Vidéos d'un auteur-compositeur américain
Marquant le dernier volet de sa trilogie Tentshow, le colonel J.D. Wilkes, chef d'orchestre, déchaîne une étrange hallucination du Sud alimentée par le blues et le bluegrass avec Sang des marais un portrait décalé d’un monde morbide pourri où personne ne fait confiance au gars avec l’éducation. Un meurtre au coin d’un arbre mort Étiquette : OUI ROC
[Note : 3]
Marquant le dernier volet de sa trilogie Tentshow, le colonel J.D. Wilkes, chef d'orchestre, déchaîne une étrange hallucination du Sud alimentée par le blues et le bluegrass avec Sang des marais un portrait décalé d’un monde morbide pourri où personne ne fait confiance au gars avec un meurtre éducatif dans un coin bordé d’arbres morts et où Dieu et le Diable ne font peut-être qu’un. Plongeant si profondément dans une vision déformée de la sous-culture ethnique, le disque donne parfois l'impression de prendre des risques avec moi ici - une réponse frite du Sud au 1985 d'Oingo Boingo. La fête du mort album (en particulier sur des morceaux comme Down And Out) trouvant les deux sets obsédés par la mort et les dilemmes moraux mourants et la décadence de l'âme.
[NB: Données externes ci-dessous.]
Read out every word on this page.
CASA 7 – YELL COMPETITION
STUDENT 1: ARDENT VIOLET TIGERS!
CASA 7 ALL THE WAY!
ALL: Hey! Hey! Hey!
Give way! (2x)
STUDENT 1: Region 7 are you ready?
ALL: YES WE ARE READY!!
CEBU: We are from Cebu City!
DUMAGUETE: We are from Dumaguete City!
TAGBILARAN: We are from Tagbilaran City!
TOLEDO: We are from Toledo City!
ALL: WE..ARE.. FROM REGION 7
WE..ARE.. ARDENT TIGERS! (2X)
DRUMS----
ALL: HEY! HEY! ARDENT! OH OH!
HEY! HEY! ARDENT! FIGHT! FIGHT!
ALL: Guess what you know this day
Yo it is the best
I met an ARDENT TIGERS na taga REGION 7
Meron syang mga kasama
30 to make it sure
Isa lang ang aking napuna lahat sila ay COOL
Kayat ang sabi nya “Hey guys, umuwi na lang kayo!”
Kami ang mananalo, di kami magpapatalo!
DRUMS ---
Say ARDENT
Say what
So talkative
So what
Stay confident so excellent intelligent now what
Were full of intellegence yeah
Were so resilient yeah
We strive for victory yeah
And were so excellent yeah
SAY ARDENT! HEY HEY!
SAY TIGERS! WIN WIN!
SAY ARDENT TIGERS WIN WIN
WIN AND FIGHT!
Même si les performances sont parfois dépassées par la production - beaucoup de traitements vocaux et de delays atmosphériques - tout cela sert l'ambiance sombre tour à tour effrayante et invitante créée par les paroles. Heureusement, juste au moment où les choses deviennent autoritaires, arrive Preachin' at Traffic avec des lignes drôles et intelligentes comme Qui a besoin de câble quand tu as des cigales ?/Je rêve en sépia mono et Beta. Cela résume assez bien l’ensemble des personnages de Sang des marais et même si vous n’avez peut-être pas envie de leur rendre visite, il est souvent indéniable qu’ils habitent l’un des albums conceptuels les plus étranges et les plus minutieusement dessinés de ces derniers temps.